Lors de son discours à l'École des douanes de La Rochelle le 24 mai, Christian Eckert a admis que la contrebande de tabac constituait bien une source de financement du terrorisme. « L'argent est le moteur du terrorisme », a ajouté l'actuel secrétaire d'État au budget en guise d'explication. Et les sommes en jeu peuvent être colossales. En 2000, un trafic de cigarettes a été découvert entre la Caroline du Nord et le Michigan, dont le chiffre d'affaires de 7,2 millions d'euros servait à financer le Hezbollah au Canada et au Liban. En mai 2013, un autre réseau a été démantelé entre la Virginie et New York. Lié au Hezbollah et au Hamas, il écoulait 20 000 cartouches par semaine pour un bénéfice net de 10 millions d'euros... Directrice du centre sur la corruption, le crime transnational et le terrorisme à l'université de George-Mason en Virginie, Louise Shelley indique par ailleurs que Daesh est également impliqué dans le trafic de cigarettes.

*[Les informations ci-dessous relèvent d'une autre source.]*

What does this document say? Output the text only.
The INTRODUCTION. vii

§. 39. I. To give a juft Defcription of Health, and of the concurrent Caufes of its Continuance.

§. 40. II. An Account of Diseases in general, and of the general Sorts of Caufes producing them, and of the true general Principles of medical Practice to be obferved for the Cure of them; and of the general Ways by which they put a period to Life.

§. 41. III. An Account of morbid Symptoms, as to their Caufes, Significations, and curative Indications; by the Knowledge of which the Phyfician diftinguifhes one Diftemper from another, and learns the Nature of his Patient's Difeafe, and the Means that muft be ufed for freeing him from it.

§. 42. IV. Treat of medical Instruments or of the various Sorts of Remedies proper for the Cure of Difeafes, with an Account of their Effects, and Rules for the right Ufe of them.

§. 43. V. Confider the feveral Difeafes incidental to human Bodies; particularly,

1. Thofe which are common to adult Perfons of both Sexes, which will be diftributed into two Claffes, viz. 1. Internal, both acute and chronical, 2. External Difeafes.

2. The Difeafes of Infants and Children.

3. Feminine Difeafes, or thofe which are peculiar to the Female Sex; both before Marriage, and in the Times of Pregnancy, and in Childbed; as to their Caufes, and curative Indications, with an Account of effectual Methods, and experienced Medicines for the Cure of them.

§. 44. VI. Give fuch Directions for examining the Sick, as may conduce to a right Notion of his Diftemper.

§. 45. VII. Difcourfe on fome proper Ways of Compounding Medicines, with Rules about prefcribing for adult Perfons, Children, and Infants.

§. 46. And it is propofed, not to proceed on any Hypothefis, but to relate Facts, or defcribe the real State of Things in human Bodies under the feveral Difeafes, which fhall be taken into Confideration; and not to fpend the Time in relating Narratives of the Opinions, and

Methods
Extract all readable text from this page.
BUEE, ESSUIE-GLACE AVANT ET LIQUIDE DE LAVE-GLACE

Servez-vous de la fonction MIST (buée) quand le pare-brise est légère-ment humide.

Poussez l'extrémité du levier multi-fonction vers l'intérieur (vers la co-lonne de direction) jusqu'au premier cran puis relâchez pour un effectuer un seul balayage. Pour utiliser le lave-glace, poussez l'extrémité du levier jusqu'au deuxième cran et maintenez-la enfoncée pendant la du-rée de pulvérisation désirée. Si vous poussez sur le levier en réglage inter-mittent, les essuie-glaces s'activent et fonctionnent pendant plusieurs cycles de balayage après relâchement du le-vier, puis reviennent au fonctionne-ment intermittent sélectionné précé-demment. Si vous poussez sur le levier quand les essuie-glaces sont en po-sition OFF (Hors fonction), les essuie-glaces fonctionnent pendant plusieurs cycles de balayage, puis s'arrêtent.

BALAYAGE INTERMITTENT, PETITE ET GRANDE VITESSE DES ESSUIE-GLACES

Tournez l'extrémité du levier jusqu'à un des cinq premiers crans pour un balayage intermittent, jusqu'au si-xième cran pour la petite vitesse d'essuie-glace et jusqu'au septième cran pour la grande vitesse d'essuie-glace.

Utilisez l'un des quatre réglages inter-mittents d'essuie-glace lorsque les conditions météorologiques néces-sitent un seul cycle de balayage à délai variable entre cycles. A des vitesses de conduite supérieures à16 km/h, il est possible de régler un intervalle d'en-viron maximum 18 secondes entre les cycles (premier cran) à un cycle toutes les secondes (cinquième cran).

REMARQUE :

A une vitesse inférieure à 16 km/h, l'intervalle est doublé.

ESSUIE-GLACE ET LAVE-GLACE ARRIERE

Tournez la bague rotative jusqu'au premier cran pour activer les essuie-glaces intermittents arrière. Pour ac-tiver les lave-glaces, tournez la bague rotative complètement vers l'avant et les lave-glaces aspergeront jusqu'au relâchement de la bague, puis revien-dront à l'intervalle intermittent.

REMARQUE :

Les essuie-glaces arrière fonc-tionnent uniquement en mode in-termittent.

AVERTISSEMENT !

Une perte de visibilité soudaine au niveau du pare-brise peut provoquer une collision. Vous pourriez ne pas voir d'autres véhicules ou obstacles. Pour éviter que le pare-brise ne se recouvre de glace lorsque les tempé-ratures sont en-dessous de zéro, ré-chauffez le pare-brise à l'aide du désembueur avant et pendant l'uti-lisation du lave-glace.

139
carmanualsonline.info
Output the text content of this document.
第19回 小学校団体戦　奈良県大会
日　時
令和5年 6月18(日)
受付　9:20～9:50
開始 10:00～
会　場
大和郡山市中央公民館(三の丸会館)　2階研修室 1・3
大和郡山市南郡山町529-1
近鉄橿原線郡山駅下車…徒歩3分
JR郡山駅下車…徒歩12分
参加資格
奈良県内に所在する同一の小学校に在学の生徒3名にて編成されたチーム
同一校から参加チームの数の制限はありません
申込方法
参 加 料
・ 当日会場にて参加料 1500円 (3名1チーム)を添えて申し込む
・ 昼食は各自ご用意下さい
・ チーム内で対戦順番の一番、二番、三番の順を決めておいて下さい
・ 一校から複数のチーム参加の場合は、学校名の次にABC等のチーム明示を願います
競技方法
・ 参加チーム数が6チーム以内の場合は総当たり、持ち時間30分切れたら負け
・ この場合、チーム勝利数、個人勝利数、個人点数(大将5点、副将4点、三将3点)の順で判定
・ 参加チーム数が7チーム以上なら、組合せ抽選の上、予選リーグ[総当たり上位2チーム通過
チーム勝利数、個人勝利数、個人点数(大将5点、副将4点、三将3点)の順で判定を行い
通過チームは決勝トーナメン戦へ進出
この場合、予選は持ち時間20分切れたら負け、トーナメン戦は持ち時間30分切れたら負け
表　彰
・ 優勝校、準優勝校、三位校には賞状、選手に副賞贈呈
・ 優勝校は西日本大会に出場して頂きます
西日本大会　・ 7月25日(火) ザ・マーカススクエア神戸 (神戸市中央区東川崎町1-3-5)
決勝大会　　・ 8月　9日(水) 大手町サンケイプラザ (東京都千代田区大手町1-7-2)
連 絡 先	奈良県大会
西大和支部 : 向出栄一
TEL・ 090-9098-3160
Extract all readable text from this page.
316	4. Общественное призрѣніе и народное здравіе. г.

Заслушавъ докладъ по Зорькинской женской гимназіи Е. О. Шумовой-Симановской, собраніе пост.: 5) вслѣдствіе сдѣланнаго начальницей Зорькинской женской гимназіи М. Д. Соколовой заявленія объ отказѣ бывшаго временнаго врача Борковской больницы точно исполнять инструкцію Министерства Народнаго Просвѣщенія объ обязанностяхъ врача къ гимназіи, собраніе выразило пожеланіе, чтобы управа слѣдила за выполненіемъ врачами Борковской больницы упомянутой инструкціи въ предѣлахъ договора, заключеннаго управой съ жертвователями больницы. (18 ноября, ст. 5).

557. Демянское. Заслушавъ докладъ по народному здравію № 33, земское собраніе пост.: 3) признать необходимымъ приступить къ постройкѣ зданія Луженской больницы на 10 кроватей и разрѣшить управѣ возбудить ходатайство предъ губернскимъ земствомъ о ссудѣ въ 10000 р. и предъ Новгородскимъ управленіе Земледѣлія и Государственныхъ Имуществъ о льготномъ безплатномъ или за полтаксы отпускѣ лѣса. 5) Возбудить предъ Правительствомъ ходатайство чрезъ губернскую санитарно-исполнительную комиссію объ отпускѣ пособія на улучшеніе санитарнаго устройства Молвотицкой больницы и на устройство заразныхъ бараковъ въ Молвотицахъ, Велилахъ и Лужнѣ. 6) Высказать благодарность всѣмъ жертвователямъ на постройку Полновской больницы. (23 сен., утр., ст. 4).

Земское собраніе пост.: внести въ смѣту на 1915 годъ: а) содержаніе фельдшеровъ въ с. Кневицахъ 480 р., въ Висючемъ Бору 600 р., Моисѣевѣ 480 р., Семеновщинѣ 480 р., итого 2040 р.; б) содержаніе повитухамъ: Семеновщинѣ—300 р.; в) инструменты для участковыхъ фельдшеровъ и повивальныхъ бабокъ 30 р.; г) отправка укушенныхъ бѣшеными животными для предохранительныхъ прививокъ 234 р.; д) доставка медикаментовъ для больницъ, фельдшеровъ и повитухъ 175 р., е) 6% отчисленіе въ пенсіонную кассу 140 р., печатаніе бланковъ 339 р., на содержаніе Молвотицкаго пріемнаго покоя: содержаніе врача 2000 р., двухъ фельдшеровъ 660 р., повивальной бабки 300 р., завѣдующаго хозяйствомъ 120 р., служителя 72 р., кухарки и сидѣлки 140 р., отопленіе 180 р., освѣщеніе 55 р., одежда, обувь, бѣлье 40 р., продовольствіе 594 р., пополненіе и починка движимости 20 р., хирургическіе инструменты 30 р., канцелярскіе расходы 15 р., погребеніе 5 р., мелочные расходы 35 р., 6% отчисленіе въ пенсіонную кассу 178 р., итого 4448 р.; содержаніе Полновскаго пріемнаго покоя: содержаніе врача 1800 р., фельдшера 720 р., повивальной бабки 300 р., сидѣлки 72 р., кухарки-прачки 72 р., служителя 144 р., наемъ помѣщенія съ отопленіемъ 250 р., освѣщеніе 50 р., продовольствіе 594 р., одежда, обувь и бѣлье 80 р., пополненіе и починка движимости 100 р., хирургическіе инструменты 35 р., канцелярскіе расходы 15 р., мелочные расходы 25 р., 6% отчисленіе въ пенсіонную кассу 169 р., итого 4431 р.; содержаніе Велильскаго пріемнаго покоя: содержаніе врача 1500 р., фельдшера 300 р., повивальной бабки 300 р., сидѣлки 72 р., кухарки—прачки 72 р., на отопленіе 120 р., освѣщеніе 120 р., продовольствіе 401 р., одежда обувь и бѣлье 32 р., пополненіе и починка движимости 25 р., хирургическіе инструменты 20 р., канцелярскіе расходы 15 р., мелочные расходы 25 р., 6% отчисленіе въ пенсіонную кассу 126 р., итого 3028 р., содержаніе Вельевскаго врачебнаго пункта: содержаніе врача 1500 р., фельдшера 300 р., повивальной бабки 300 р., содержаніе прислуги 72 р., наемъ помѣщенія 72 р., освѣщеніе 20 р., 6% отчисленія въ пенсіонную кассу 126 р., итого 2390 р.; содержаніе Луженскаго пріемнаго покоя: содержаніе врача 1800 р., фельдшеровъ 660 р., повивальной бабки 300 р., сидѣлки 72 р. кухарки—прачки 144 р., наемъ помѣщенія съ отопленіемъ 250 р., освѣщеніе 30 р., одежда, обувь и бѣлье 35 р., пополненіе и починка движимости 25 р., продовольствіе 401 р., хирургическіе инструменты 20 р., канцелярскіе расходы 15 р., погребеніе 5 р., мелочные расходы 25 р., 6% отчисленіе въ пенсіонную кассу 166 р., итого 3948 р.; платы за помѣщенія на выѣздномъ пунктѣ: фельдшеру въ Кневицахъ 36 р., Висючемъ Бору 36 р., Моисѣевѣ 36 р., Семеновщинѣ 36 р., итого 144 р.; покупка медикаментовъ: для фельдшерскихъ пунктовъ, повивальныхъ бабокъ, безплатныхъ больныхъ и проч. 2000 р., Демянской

Dans sa question du 29 janvier 2015 au Sénat, Philippe Adnot a fait part de ses interrogations sur les répercussions du paquet neutre en France, craignant un « effet démultiplicateur sur le marché parallèle » et demandant « s'il ne serait plus sage de renoncer à ce type de mesure qui pourrait être de nature à accroître la contrebande de cigarettes et à alimenter le financement du terrorisme. » Pour seule réponse, le sénateur a eu droit à une longue tirade de Marisol Touraine lui assurant en conclusion qu'un dispositif de traçabilité serait mis en place pour limiter le commerce illicite, alors que celui-ci existe déjà, précisons-le. Quoi qu'il en soit, en attendant, les organisations terroristes continuent de se frotter les mains.